Hace poco tiempo he vuelto a la Iglesia, pues por ciertas razones salí de ella cuando tenía doce años hasta ahora que tengo diecinueve.
He vuelto sí, pero al haber perdido tanto tiempo, ahora volver a coger las costumbres me cuestan mucho, como rezar, ponerle por encima de todo...Sin embargo, lo que más complicado se me hace es lo que usted habla de evangelizar, es decir, llevo mi crucifijo y mi medalla de la Virgen a la vista pero no me “atrevo” a demostrar lo que creo delante de la gente, ya sea en las palabras, en mi forma de actuar… porque cada vez que he hecho intención de ello me miran mal y como me siento desplazada me callo y aparento ser como ellos.
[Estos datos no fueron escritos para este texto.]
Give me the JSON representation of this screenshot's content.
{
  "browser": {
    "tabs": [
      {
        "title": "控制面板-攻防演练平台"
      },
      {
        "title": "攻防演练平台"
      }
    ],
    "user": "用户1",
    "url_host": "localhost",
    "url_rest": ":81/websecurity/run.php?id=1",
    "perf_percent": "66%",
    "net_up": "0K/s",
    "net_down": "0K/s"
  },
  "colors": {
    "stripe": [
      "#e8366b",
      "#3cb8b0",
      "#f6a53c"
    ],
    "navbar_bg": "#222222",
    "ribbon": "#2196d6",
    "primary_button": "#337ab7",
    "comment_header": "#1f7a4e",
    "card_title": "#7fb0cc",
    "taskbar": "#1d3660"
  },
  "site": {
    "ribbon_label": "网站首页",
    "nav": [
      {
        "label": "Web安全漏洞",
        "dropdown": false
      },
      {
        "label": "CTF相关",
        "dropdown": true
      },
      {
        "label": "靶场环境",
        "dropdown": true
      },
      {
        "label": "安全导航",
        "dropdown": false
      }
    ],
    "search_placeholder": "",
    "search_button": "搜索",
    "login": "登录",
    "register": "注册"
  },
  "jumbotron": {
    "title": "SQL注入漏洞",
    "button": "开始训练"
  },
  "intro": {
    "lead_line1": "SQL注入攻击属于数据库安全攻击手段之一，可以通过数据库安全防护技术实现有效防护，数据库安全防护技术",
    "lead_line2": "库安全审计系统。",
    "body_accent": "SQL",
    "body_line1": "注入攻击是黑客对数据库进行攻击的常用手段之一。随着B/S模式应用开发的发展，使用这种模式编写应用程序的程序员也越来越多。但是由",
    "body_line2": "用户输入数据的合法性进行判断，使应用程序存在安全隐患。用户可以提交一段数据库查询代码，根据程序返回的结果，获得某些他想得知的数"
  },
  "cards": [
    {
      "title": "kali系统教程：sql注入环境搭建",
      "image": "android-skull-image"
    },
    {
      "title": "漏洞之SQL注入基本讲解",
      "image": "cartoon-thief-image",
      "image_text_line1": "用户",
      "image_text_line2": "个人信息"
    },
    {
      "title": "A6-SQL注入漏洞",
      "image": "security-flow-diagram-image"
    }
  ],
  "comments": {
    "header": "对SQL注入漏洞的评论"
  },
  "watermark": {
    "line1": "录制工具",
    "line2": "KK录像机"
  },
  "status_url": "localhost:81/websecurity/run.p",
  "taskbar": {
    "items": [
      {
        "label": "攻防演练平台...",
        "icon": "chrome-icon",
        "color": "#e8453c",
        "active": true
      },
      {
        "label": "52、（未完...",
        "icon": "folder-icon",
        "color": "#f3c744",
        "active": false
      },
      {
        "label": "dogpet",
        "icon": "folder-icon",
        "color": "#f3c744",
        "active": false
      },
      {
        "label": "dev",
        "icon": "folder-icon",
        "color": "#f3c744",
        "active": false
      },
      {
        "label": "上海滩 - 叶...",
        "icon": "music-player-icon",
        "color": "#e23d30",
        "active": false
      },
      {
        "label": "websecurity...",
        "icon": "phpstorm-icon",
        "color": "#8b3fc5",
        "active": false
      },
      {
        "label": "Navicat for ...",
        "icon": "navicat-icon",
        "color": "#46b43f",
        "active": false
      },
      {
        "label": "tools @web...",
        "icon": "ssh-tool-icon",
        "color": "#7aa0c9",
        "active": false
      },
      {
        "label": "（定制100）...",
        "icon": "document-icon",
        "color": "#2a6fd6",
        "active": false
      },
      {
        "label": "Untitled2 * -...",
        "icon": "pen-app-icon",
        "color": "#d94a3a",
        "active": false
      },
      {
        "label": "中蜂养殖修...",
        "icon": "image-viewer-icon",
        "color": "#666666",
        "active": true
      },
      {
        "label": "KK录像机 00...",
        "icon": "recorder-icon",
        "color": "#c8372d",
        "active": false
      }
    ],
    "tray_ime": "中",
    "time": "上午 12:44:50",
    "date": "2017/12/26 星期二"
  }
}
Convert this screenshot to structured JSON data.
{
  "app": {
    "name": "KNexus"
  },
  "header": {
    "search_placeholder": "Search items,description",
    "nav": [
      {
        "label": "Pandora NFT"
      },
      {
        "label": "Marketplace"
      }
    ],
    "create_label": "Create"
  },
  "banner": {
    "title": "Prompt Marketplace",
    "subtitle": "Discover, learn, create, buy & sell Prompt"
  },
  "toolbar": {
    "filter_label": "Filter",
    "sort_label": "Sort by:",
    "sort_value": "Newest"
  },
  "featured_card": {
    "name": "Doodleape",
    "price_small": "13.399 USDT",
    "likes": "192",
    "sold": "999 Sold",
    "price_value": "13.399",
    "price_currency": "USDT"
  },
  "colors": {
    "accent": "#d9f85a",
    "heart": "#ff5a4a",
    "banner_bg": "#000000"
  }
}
Por ejemplo en mi noviazgo. Es un noviazgo cristiano, se percibe el respeto entre nosotros, pero como decía anteriormente, delante del mundo, muy poca gente comprende que en nuestro noviazgo no se haya dado cierta muestra de afecto (a lo que ellos mismos no lo consideran una muestra de afecto, sino de disfrutar un rato juntos) teniendo él veinte años y yo diecinueve.
Cuando salgo de ese ambiente y me adentro en mi comunidad, me siento yo misma. Con mi novio, los jóvenes de allí, los matrimonios y sus hijos, con el presbítero…etc.
El ejemplo que pone usted de las arañas lo he visto en mí, pero aún lo veo en muchas personas. Las personas se hacen su propia tela, pero se la hacen en el corazón, en el alma. Pero cuando se conoce a Cristo, Él viene con su particular “cepillo” y nos limpia esa telaraña opaca que no nos dejaba ver ni sentir nada.
Le doy gracias por esta homilía, me ha dado fuerzas para intentar dar pasos más amplios e intentar no ocultarme, y así dar gracias a Cristo por lo que hace con mi vida.